保健室で寝ていたら、爽やかモテ男子に甘く迫られちゃいました。




「あ、郁田さん!こっち」

夏目くん宅から一番近い駅に降りて、改札口を出ると、こちらに手を振る彼の姿が見えた。

え。

なんで。

わざわざ迎えに来てんの。

てか。
安定して目立っておる。

近づきにくいんだが。

今回はひとりでそっちに行けると、メッセージで伝えたのに。

「なんで迎えに来てるの……」

「なんでって心配だから」

「……っ、」

サラッと『心配』って。
ドキっとしてしまったのは絶対気のせい。

「女の子、一人で歩かせるの良くないでしょ。
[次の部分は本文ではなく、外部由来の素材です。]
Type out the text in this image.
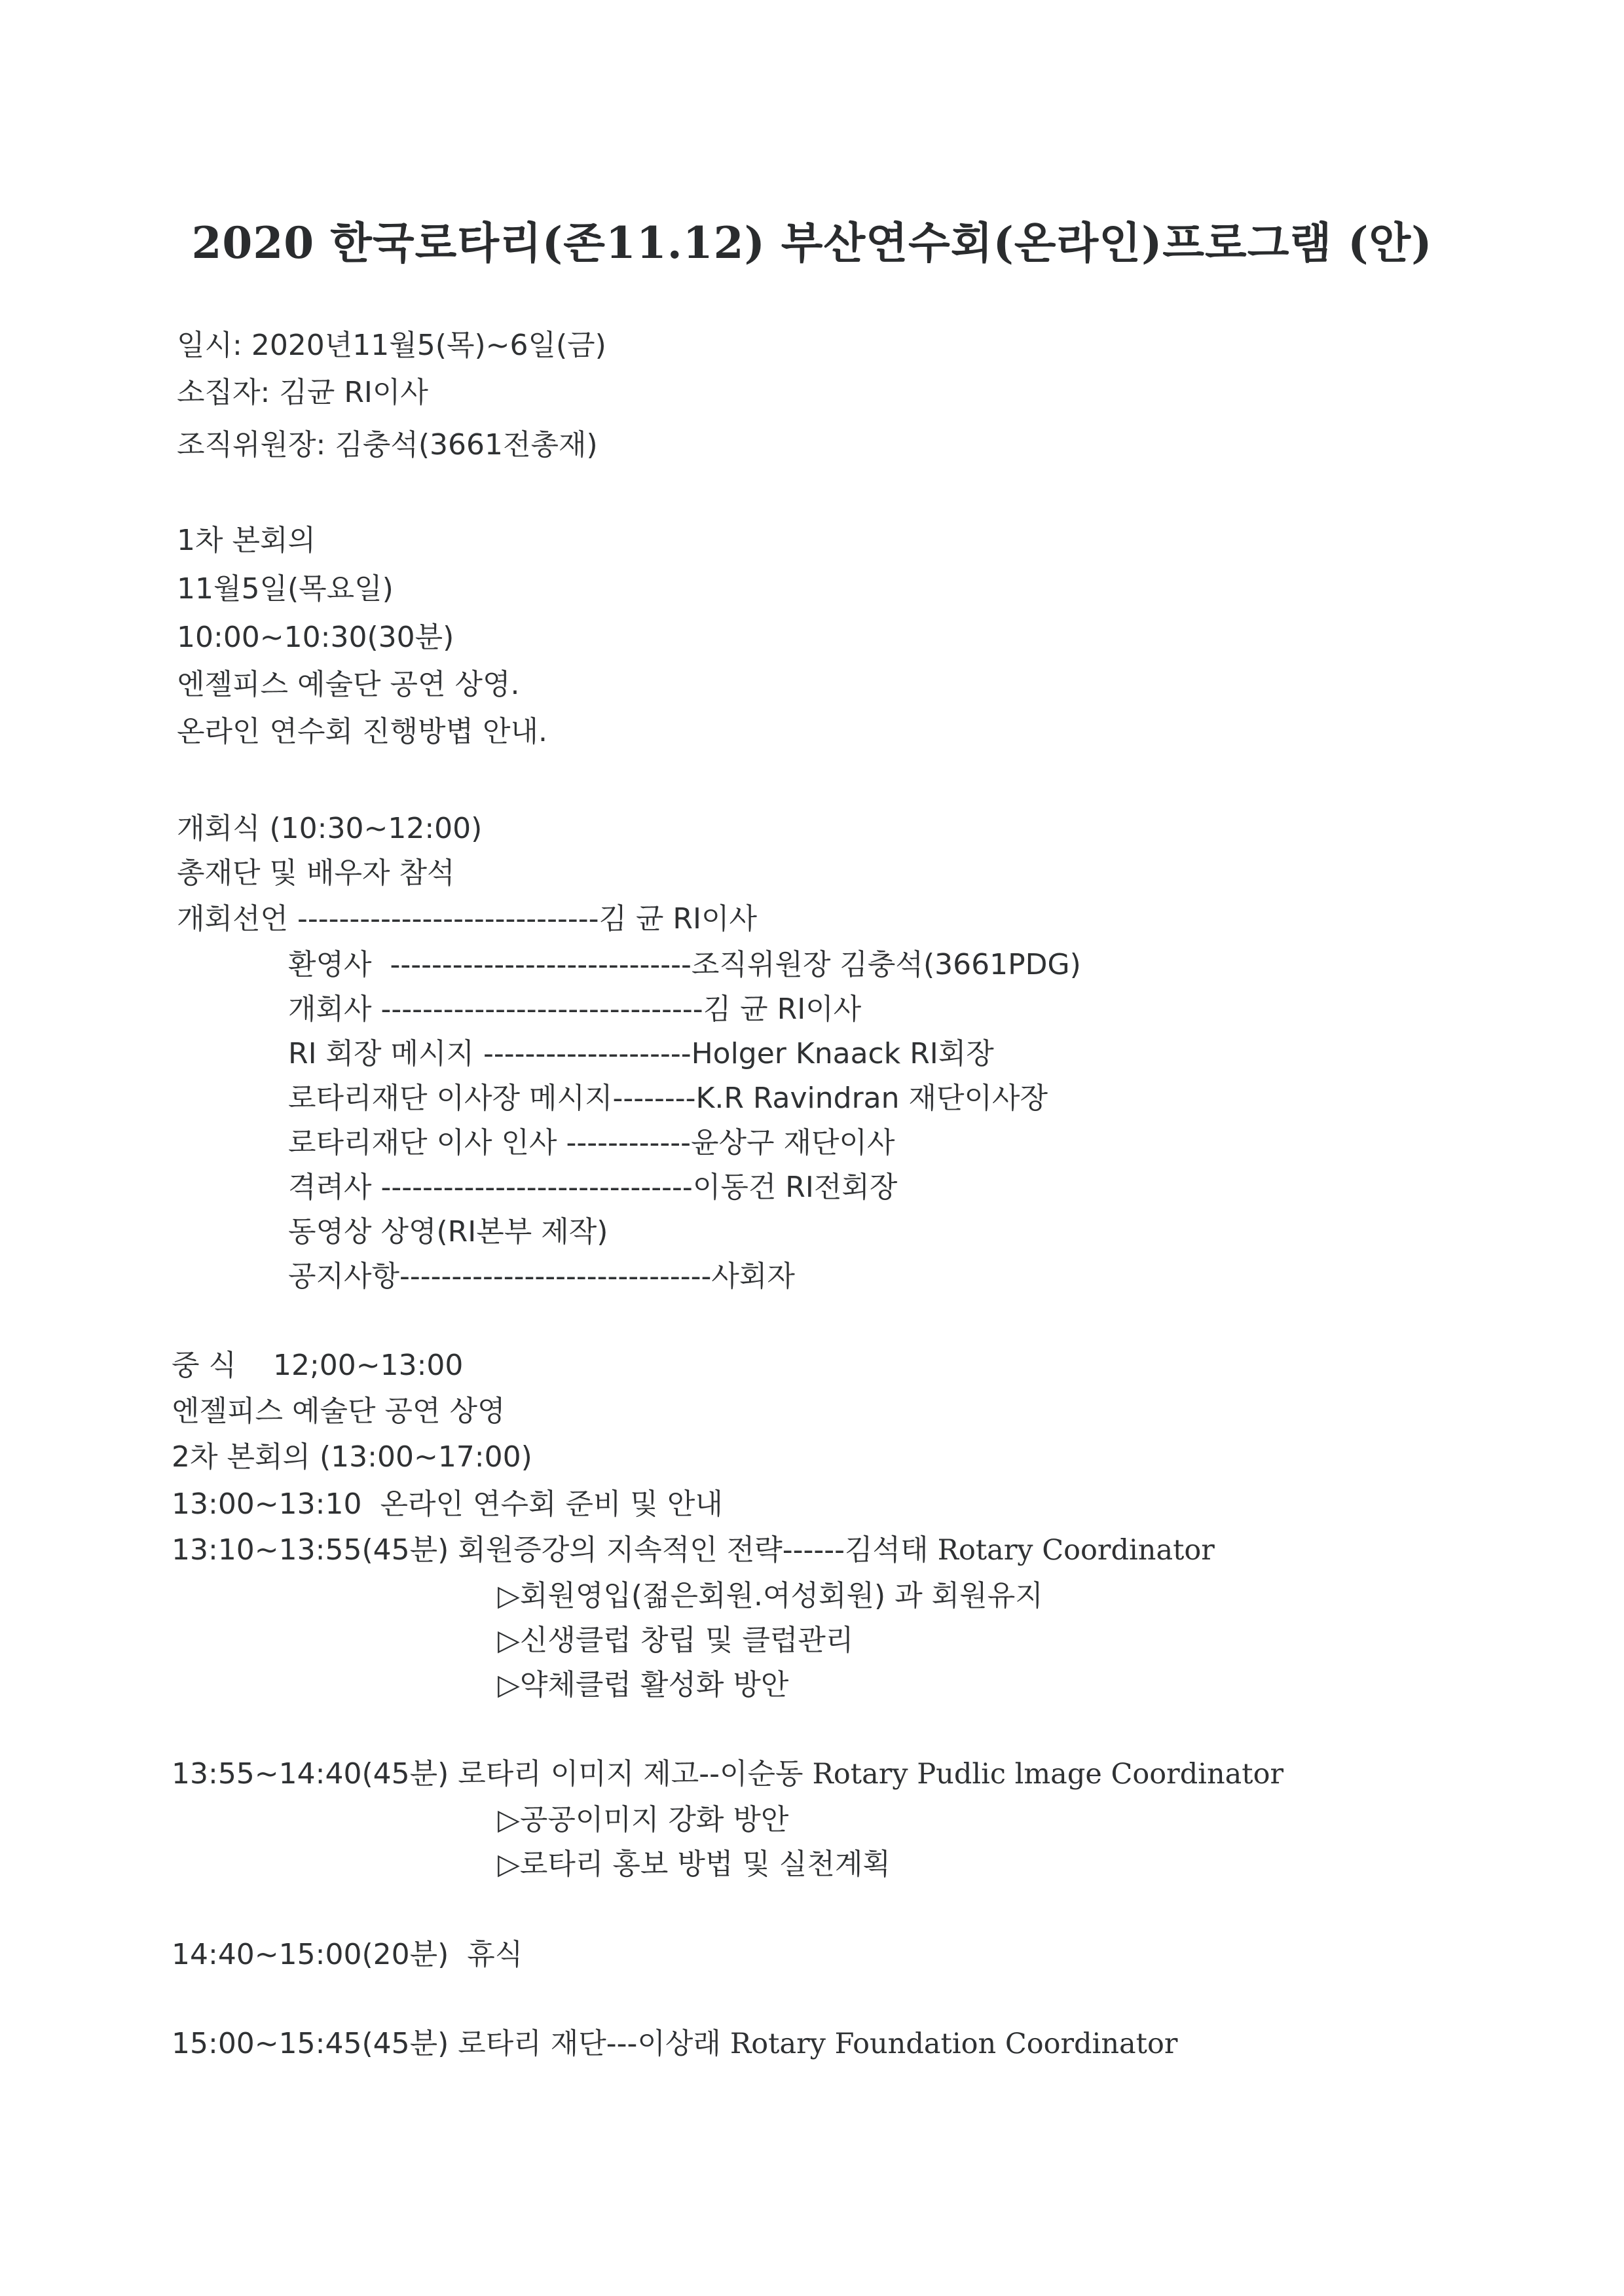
2020 한국로타리(존11.12) 부산연수회(온라인)프로그램 (안)
일시: 2020년11월5(목)~6일(금)
소집자: 김균 RI이사
조직위원장: 김충석(3661전총재)
1차 본회의
11월5일(목요일)
10:00~10:30(30분)
엔젤피스 예술단 공연 상영.
온라인 연수회 진행방볍 안내.
개회식 (10:30~12:00)
총재단 및 배우자 참석
개회선언 -----------------------------김 균 RI이사
환영사  -----------------------------조직위원장 김충석(3661PDG)
개회사 -------------------------------김 균 RI이사
RI 회장 메시지 --------------------Holger Knaack RI회장
로타리재단 이사장 메시지--------K.R Ravindran 재단이사장
로타리재단 이사 인사 ------------윤상구 재단이사
격려사 ------------------------------이동건 RI전회장
동영상 상영(RI본부 제작)
공지사항------------------------------사회자
중 식 12;00~13:00
엔젤피스 예술단 공연 상영
2차 본회의 (13:00~17:00)
13:00~13:10  온라인 연수회 준비 및 안내
13:10~13:55(45분) 회원증강의 지속적인 전략------김석태 Rotary Coordinator
▷회원영입(젊은회원.여성회원) 과 회원유지
▷신생클럽 창립 및 클럽관리
▷약체클럽 활성화 방안
13:55~14:40(45분) 로타리 이미지 제고--이순동 Rotary Pudlic lmage Coordinator
▷공공이미지 강화 방안
▷로타리 홍보 방법 및 실천계획
14:40~15:00(20분)  휴식
15:00~15:45(45분) 로타리 재단---이상래 Rotary Foundation Coordinator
よく知らない道なら特に」

「……いや、別に。道なら覚えてるし。まだそんなに暗くないし」

「バカだな〜郁田さん。明るさとか関係なく襲うやつだっていんの〜ナンパとかされても嫌じゃん」

バカって……心外な。
ナンパだってされたことないし。

「されたことないし大丈夫だよ。それに嫌では──」

「……は?郁田さんが嫌じゃなくても俺が──」

「??」

夏目くんが何かを言いかけてやめた。

「はい、とにかく早く行くよ〜瑠々が待ってる」

「あ、うん」

なに、今の──。

夏目くん、やっぱり、前からちょっと様子おかしいよね。

って、なんかこれ、さっき私がママに言われたこととちょっと似てる気が──。